Question: Can you use .zip support in ED?

Nov 1, 2011

Question:

Does the XML ITS 1.0 data types spec allowed sending zipped compressed content with ED datatype ?

ED support for compression

ED has a compression flag, with the definition: “Indicates whether the raw byte data is compressed, and what compression algorithm was used.” The possible values are:

DF deflate required The deflate compressed data format as specified in RFC 1951 [http://www.ietf.org/rfc/rfc1951.txt].
GZ gzip indifferent A compressed data format that is compatible with the widely used GZIP utility as specified in RFC 1952 [http://www.ietf.org/rfc/rfc1952.txt] (uses the deflate algorithm).
ZL zlib indifferent A compressed data format that also uses the deflate algorithm. Specified as RFC 1950 [http://www.ietf.org/rfc/rfc1952.txt]
Z compress deprecated Original UNIX compress algorithm and file format using the LZC algorithm (a variant of LZW). Patent encumbered and less efficient than deflate.

The status means that implementations are required to support deflate - i.e. receiving systems that process EDs must be able to handle deflate. And “z” should not be used - though we defined a code for it, which we declined to do for other things. I don’t know why that is.

It can be a bit confusing, when dealing with ED, because there’s multiple levels of compression around. ED has it’s own compression, but the content might already be compressed - the compression is an inherent part of the content (such as, say, JPEG). Or the ED might be a reference to content on a web server that might gzip compress the http response. After much discussion, we clarified this in data types R2, and this clarification should be taken to hold for R1:

The compression applies to the data applied in line, not to data provided by reference, even if there is no data provided in line. Note that some compression formats allow multiple archive files to be embedded within a single compressed volume. Applications SHALL ensure that the decompressed form of the data conforms to the stated media type. The stated media type applies to the uncompressed data.

I understand this to mean that it’s wrong to specify a compression if there’s no inline data.

.Zip

The obvious thing missing from that list is .zip - and people often as about that: why isn’t it supported?
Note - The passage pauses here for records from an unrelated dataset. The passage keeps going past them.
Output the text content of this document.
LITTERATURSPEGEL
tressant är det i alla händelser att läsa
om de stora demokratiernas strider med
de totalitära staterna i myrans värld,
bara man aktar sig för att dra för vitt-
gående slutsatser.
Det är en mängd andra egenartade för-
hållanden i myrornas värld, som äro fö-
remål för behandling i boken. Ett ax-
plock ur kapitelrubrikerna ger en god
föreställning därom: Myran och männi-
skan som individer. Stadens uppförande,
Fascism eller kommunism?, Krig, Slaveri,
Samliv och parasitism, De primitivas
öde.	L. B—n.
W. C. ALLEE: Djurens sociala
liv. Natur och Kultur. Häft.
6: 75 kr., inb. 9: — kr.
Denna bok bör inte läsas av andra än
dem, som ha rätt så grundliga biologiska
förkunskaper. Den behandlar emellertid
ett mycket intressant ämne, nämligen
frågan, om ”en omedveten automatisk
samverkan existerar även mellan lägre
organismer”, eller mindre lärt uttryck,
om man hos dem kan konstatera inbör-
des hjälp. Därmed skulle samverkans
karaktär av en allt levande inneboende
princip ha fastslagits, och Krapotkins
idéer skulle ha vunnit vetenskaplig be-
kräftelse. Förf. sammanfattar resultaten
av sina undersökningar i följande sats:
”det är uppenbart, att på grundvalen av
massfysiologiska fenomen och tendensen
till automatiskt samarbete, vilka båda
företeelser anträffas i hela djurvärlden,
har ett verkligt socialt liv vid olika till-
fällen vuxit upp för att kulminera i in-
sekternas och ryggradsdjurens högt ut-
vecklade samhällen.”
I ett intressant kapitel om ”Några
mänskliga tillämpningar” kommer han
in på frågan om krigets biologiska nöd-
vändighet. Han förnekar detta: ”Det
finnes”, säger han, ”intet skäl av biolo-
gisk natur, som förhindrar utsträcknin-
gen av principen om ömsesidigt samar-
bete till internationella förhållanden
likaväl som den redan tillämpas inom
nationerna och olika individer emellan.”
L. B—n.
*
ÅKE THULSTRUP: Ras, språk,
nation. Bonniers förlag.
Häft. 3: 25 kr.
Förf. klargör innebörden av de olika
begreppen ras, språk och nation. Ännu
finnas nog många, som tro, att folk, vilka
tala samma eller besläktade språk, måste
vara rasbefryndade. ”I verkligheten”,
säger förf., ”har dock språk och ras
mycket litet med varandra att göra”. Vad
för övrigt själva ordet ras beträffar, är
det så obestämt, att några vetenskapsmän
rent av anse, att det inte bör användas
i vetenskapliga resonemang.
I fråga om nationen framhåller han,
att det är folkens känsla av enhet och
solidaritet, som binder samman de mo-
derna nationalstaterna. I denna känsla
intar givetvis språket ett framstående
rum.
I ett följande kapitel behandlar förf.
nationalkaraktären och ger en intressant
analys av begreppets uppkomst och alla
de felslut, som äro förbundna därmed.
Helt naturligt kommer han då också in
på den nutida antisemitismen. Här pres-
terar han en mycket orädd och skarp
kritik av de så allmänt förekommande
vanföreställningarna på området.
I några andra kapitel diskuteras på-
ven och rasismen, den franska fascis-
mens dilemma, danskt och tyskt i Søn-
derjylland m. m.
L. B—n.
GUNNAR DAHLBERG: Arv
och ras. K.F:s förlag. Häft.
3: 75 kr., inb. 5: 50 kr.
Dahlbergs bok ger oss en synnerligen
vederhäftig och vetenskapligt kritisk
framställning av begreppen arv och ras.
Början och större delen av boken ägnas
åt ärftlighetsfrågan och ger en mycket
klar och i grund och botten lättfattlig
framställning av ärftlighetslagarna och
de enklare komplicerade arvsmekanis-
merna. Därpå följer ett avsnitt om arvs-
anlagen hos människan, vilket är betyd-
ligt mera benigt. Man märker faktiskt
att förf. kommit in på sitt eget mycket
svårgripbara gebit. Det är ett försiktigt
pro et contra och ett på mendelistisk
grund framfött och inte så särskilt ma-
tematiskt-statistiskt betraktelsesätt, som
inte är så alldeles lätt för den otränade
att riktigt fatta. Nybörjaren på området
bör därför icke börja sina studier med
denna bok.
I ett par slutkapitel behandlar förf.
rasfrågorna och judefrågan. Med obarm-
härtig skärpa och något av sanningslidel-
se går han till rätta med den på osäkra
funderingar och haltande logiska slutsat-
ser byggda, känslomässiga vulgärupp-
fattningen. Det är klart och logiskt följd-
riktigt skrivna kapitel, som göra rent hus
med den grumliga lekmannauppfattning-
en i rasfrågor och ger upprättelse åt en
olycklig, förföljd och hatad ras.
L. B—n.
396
Well, the .Zip specification is not actually a compression method, it’s an archive format, that uses other compression methods as part of the archive format. Users don’t usually worry about which one - just the default or the highest compresssion level, instead they focus on which files are in the .Zip. And it’s exactly that reason why .Zip isn’t one of the compression methods that ED supports - an ED is a single stream with a fixed media type. So there’s no real point in using a .zip archive - unless the media type itself specifies a .zip archive (say, for a docx file, which is “application/vnd.openxmlformats-officedocument.

summary: .Zip is not a supported compression, but you can include .zip archives if you use a mediaType that specifies a zip archive.